L’oeuvre du mois : Elya Police Investigation de Vidu

vidu-elya-2018Je dois bien avouer que si j’ai placé Elya Police Investigation dans l’oeuvre du mois et non la collection RVB, c’est que, malgré toute ma passion pour l’édition alternative, l’oeuvre de Vidu a très bien su attirer mon attention. Alors bien sûr on change complètement d’ambiance avec une œuvre uniquement diffusée via Facebook et plutôt destinée à une lecture sur tablette (même si ça marche aussi très bien sur ordinateur, je peux en témoigner). L’histoire est celle de l’héroïne éponyme, Elya, une policière tête brûlée dans une mégalopole du futur accompagnée de son robot C4VDV. Chargée d’enquêter sur un meurtre aux allures de rituel, elle va devoir plonger dans les bas-fonds de la ville. Un mélange classique SF/policier qui montre que Vidu, auteur de l’expérimental L’Immeuble primé à Angoulême, sait aussi construire un univers dense et inventif pour une histoire qui s’annonce plutôt longue (douze épisodes attendus).

Côté style, on retrouve le traitement tout en nuances de bleu caractéristique de Vidu qui, sans être virtuose ou visuellement saisissant, fait très bien passer l’histoire. J’ai été très agréablement surpris par la forme choisie : moi qui m’attendais à un diaporama un peu plan plan dans la lignée des Turbomédias de ces dernières années, j’ai apprécié le choix d’un défilement vertical très bien géré sur qui repose la plupart des effets de rythme. Le jeu sur la superposition des images permet d’avancer rapidement et sans rupture sur les scènes descriptives, tandis que d’autres moments s’attardent sur un bâtiment, un paysage ou un ciel nocturne pour faire « durer » la scène. Quant à l’idée de traiter la parole non avec la bulle mais avec un système de cartouches colorées rappelant l’affichage des SMS sur les smartphones, elle s’avère assez géniale en ce qu’elle permet de continuer à faire parler un personnage même s’il n’est plus visible à l’écran. Sans doute est-ce cela qui m’a plu dans Elya Police Investigation : la somme des petites solutions visuelles imaginées pour rendre la lecture numérique la plus fluide possible. Vidu participe ainsi à l’entreprise patiente de construction d’une « grammaire » de la bande dessinée à l’écran, ici dans sa variante « défilement vertical ». Et si l’histoire commence de façon assez classique, avec des personnages et des scènes un peu stéréotypées typiques d’un récit de genre comme celui-là, la qualité de la mise en forme et l’introduction des rebondissements sont suffisants pour relancer l’intérêt de la lecture. Seul regret : la difficulté à revenir rapidement à une scène antérieure sans avoir à tout rescroller et l’absence de « jauge » de défilement ; mais c’est vraiment un détail.

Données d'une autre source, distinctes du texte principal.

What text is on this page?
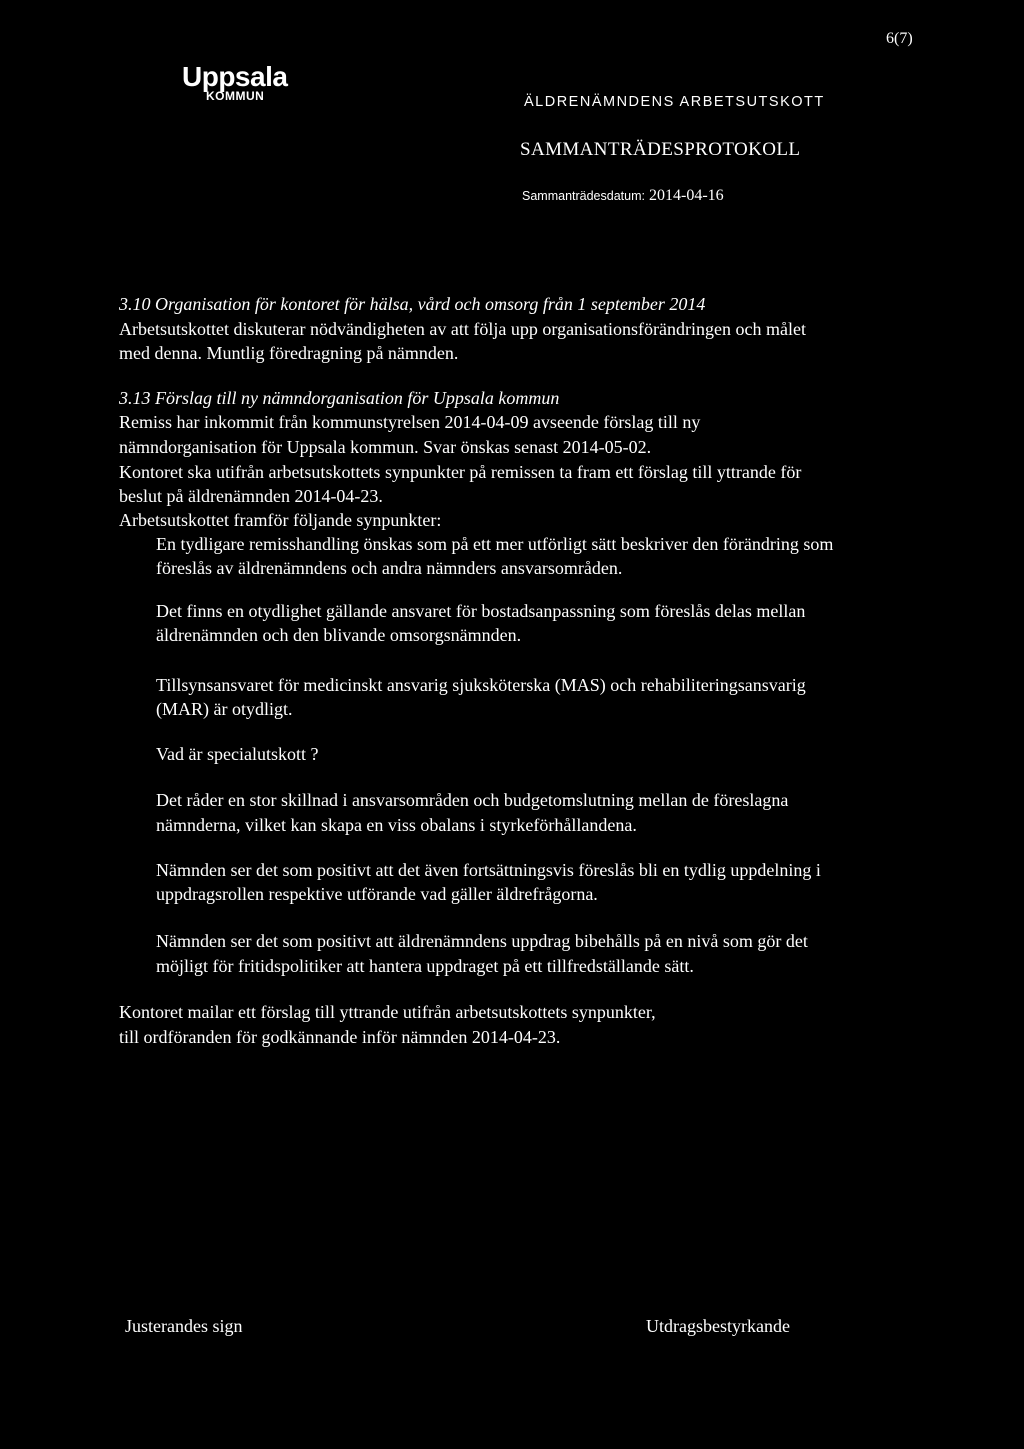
6(7)
Uppsala
KOMMUN	ÄLDRENÄMNDENS ARBETSUTSKOTT
SAMMANTRÄDESPROTOKOLL
Sammanträdesdatum: 2014-04-16
3.10 Organisation för kontoret för hälsa, vård och omsorg från 1 september 2014
Arbetsutskottet diskuterar nödvändigheten av att följa upp organisationsförändringen och målet
med denna. Muntlig föredragning på nämnden.
3.13 Förslag till ny nämndorganisation för Uppsala kommun
Remiss har inkommit från kommunstyrelsen 2014-04-09 avseende förslag till ny
nämndorganisation för Uppsala kommun. Svar önskas senast 2014-05-02.
Kontoret ska utifrån arbetsutskottets synpunkter på remissen ta fram ett förslag till yttrande för
beslut på äldrenämnden 2014-04-23.
Arbetsutskottet framför följande synpunkter:
En tydligare remisshandling önskas som på ett mer utförligt sätt beskriver den förändring som
föreslås av äldrenämndens och andra nämnders ansvarsområden.
Det finns en otydlighet gällande ansvaret för bostadsanpassning som föreslås delas mellan
äldrenämnden och den blivande omsorgsnämnden.
Tillsynsansvaret för medicinskt ansvarig sjuksköterska (MAS) och rehabiliteringsansvarig
(MAR) är otydligt.
Vad är specialutskott ?
Det råder en stor skillnad i ansvarsområden och budgetomslutning mellan de föreslagna
nämnderna, vilket kan skapa en viss obalans i styrkeförhållandena.
Nämnden ser det som positivt att det även fortsättningsvis föreslås bli en tydlig uppdelning i
uppdragsrollen respektive utförande vad gäller äldrefrågorna.
Nämnden ser det som positivt att äldrenämndens uppdrag bibehålls på en nivå som gör det
möjligt för fritidspolitiker att hantera uppdraget på ett tillfredställande sätt.
Kontoret mailar ett förslag till yttrande utifrån arbetsutskottets synpunkter,
till ordföranden för godkännande inför nämnden 2014-04-23.
Justerandes sign	Utdragsbestyrkande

Avec tout ça je ne vous ai pas encore parlé de la principale caractéristique de l’oeuvre : l’interactivité participative. Car dès le départ, le projet de Vidu était de proposer une bande dessinée participative. Participative dans son budget, puisque le financement s’est fait, à hauteur de 4000 euros, via une campagne Ulule ; l’auteur lui-même a un compte Tipeee pour des versements réguliers. Une fois encore, nous avons là un projet qui interroge la façon de financer des bandes dessinées numériques de façon durable, par une stratégie d’auto-édition en contact direct avec le lectorat. Mais Elya… est surtout participative dans l’histoire elle-même, puisque la diffusion sur Facebook permet aux lecteurs de voter, chaque semaine, pour intervenir dans les choix de scénario : quel personnage l’héroïne va-t-elle arrêter ? Va-t-elle choisir de fuir ou de rester face au danger ? Plus encore, les lecteurs peuvent laisser des commentaires plus précis, et, à la fin du deuxième épisode, c’est une lectrice qui a proposé le contenu d’un message laissé par Elya. Ce choix du feuilleton participatif est plutôt nouveau dans la bande dessinée numérique (il y a eu quelques exemples dans les années 1990, mais rien depuis) ; et je dois dire que pour l’instant, à l’échelle des deux épisodes diffusées depuis la mi-mai, il aide à renforcer le suspens et n’est pas réduit à un simple « gadget ». Il n’est pas pour moi le principal intérêt de l’histoire (qui doit rester une « bonne histoire » avant d’être un jeu avec le public) mais contribue à faire d’Elya Police Investigation une bonne « expérience » de lecture, que je suis ravi de suivre en direct.